Fit time: 2.616 / Predict time: 0.191 ---- Precision: 1.0 / Recall: 0.865 / Accuracy: 0.983


In [18]:
gb = GradientBoostingClassifier(n_estimators=150, max_depth=11)

start = time.time()
gb_model = gb.fit(X_train_vect, y_train)
end = time.time()
fit_time = (end - start)

start = time.time()
y_pred = gb_model.predict(X_test_vect)
end = time.time()
pred_time = (end - start)

precision, recall, fscore, train_support = score(y_test, y_pred, pos_label='spam', average='binary')
print('Fit time: {} / Predict time: {} ---- Precision: {} / Recall: {} / Accuracy: {}'.format(
    round(fit_time, 3), round(pred_time, 3), round(precision, 3), round(recall, 3), round((y_pred==y_test).sum()/len(y_pred), 3)))

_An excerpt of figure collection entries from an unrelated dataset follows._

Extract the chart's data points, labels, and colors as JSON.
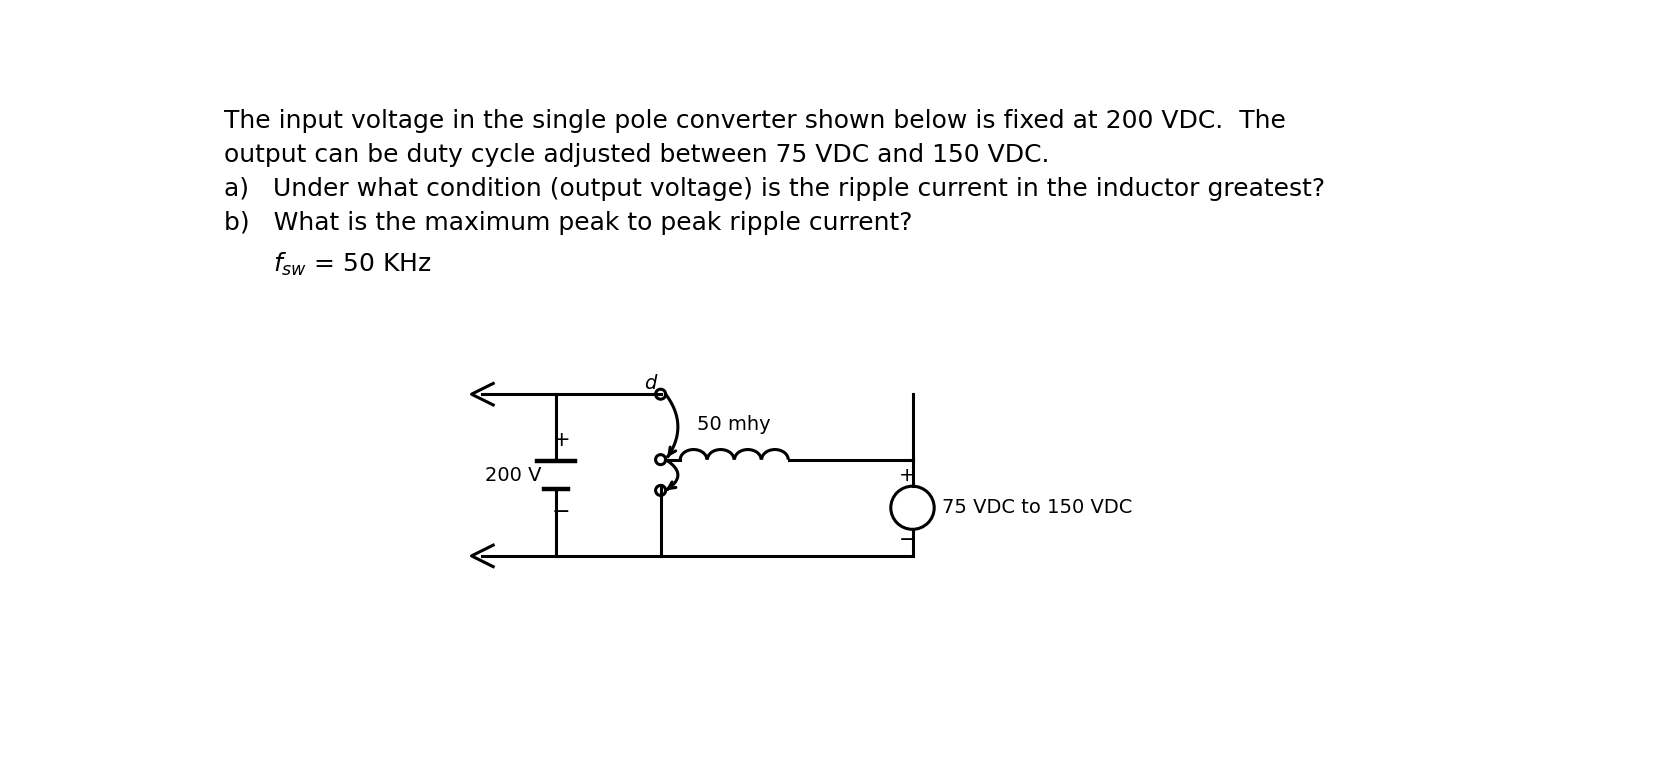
{
  "title_lines": [
    "The input voltage in the single pole converter shown below is fixed at 200 VDC.  The",
    "output can be duty cycle adjusted between 75 VDC and 150 VDC.",
    "a)   Under what condition (output voltage) is the ripple current in the inductor greatest?",
    "b)   What is the maximum peak to peak ripple current?"
  ],
  "fsw_line": "= 50 KHz",
  "background_color": "#ffffff",
  "text_color": "#000000",
  "line_color": "#000000",
  "font_size_main": 18,
  "font_size_circuit": 14,
  "circuit": {
    "voltage_source_label": "200 V",
    "voltage_source_plus": "+",
    "voltage_source_minus": "−",
    "switch_label": "d",
    "inductor_label": "50 mhy",
    "load_label": "75 VDC to 150 VDC",
    "load_plus": "+",
    "load_minus": "−"
  }
}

Fit time: 128.681 / Predict time: 0.058 ---- Precision: 0.902 / Recall: 0.844 / Accuracy: 0.969


> ***Insights***<br>
> - For final comparision we should ideally compare `fit time`, `predict time`, `precision`, `recall`, and `accuracy` between the two models. with a particular *focus* on **predict time, precision and recall**<br>
> - Even if the **Gradient Boosting model** takes a lot `more time to train` but it takes much `less time to predict`. Thus working at real time, this becomes a major reason to select GradientBoosting model.<br>
> - RF has better precision, but GB has better recall.
> - Now final selection has to done based on the business needs.

> ### **Two Final Points**
> - Further evaluation
>    - Slice test set
>    - Examine text messages the model is getting wrong
> - **Result trade-off**
>    - Make decisions based on **business problem or the business context**
>    - Is predict time of 0.213 vs. 0.135 going to create a bottleneck?
>    - Precision/recall
>       - Spam filter- optimize for precision (when it says spam, it better be spam)
>       - Antivirus software- optimize for recall

> In our case, RF has better precision, very close recall to that of GB and predict time is not huge, hence we can easily **select RF as the final model** here!!! Yaay!